Liquid Chromatography High Resolution Mass Spectrometry (LC-HRMS) Method for the Determination of NDMA in Ranitidine Drug Substance and Drug Product
The FDA have observed that the method for testing angiotensin II receptor blockers (ARBs) for nitrosamine impurities is not suitable for testing ranitidine because heating the sample generates NDMA. A LC-HRMS method was subsequently developed by the FDA to measure the levels of NDMA in ranitidine drug substance and drug product following ICH Q2(R1), with LOD 10ng/g, lower LOQ 33ng/g and upper LOQ 3333ng/g.
Intertek's Nitrosamine Impurity Analysis Services
Our GMP analytical team are experienced in providing analytical services according to FDA GC-MS, GC-MS/MS, LC-MS/MS and LC-HRMS methods, including performing the required method validations where the data can be used to support regulatory submissions or quality assessment of the API or drug product.

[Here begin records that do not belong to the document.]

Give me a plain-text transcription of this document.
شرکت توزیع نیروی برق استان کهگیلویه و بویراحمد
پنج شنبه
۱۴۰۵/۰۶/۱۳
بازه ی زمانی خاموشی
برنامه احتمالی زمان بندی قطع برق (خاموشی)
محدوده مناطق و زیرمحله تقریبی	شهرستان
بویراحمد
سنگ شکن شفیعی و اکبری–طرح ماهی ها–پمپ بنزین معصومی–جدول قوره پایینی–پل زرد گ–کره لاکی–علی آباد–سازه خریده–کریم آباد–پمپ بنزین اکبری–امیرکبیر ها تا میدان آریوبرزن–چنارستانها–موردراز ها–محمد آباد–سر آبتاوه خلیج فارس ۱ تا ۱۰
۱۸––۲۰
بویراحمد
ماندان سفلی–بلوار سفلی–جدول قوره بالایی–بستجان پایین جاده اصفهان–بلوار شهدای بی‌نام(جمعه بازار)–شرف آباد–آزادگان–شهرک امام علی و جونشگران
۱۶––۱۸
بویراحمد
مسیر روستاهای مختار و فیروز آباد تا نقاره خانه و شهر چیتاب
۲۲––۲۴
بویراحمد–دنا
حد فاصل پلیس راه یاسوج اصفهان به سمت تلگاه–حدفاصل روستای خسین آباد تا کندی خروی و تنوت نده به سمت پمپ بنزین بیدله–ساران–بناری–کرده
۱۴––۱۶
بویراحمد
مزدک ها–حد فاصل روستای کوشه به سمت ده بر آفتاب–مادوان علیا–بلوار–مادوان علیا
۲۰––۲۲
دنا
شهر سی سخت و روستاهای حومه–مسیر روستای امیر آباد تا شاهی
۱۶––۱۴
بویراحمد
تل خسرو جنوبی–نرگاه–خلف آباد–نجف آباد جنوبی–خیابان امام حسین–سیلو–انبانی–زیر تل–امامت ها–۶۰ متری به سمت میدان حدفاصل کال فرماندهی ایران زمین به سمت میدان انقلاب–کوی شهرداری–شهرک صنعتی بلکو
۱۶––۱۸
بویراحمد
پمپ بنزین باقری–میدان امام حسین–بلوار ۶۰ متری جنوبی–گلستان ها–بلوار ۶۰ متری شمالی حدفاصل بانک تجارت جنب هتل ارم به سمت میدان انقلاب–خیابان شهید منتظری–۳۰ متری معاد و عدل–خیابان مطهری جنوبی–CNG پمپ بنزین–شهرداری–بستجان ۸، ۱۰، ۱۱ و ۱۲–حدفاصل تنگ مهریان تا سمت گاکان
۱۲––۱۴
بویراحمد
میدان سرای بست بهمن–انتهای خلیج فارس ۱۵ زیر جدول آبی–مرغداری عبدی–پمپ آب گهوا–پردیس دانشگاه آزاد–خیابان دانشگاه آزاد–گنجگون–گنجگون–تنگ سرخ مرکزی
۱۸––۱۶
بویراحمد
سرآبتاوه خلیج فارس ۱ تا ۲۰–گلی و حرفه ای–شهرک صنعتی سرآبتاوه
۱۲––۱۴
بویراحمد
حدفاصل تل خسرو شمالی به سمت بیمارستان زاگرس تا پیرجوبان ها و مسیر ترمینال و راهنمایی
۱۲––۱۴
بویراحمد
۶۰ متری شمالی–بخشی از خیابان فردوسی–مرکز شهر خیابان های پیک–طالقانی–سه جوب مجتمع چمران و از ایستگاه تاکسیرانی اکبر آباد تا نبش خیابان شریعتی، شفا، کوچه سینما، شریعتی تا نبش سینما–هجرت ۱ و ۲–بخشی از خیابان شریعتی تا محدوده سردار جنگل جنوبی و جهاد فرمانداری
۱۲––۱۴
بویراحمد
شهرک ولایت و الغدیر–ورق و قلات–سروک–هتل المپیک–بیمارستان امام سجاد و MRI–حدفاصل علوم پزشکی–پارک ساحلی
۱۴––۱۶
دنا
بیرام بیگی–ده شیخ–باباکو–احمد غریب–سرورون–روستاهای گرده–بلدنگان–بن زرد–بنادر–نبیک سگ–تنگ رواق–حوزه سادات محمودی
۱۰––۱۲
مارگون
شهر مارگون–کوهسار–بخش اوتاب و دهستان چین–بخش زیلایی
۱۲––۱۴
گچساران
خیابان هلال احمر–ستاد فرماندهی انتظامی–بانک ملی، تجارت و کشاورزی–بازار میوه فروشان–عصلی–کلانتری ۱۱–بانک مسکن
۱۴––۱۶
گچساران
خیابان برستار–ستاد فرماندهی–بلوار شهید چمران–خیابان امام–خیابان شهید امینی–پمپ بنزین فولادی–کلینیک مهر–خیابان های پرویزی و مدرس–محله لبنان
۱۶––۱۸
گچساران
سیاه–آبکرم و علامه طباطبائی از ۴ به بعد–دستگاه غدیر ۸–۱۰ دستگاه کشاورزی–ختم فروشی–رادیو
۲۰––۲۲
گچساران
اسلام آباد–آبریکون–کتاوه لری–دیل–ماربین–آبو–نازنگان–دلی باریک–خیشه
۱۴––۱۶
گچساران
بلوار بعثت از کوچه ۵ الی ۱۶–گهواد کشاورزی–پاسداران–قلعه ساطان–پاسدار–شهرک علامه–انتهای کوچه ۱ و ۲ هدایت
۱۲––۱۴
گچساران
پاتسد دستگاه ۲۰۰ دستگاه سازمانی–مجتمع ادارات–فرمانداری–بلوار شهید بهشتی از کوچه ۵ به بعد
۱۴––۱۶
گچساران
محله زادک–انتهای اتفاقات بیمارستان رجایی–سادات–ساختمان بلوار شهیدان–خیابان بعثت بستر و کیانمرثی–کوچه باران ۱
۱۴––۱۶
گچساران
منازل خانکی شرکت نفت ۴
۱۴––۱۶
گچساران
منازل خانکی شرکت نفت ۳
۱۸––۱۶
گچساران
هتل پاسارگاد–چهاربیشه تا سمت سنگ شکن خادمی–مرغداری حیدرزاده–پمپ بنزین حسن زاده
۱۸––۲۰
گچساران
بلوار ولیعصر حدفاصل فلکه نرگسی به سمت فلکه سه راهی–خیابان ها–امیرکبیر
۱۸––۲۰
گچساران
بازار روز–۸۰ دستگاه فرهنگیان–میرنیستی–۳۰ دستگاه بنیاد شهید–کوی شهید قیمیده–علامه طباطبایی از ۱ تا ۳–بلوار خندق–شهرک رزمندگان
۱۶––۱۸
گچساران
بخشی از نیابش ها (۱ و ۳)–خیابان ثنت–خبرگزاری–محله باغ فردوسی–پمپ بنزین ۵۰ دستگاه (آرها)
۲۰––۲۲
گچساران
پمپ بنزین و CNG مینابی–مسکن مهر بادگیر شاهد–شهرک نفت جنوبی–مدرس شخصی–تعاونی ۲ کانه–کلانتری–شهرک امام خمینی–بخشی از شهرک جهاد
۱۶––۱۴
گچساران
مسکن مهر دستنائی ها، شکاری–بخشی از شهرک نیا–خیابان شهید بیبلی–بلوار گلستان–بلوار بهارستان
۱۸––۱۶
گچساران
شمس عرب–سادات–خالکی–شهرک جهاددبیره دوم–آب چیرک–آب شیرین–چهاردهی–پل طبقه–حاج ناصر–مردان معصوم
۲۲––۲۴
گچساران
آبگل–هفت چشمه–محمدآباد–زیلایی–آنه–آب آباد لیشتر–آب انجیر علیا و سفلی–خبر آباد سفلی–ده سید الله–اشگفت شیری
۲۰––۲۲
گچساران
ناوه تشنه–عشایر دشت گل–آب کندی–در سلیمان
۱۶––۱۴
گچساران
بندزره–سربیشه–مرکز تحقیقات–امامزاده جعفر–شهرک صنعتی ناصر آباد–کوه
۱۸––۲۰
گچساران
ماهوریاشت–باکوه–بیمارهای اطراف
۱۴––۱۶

With scientists who are adept at method development and validation of suitable analytical procedures, we regularly help clients overcome the challenges of low detection levels, difficult matrices and identification of unknowns in the course of pharmaceutical impurities analysis. Additionally, we offer highly sensitive and specific method development and validation expertise to assess other carcinogenic or genotoxic impurities in drug products.
In addition to experienced pharmaceutical impurity analysis, we can support with toxicological risk assessments. Our experienced consultants conduct risk assessments to address the impact associated with exposure to residual solvents, process impurities, extractables & leachables, elemental impurities (ICH Q3D) and other substances that may find their way into a given pharmaceutical product.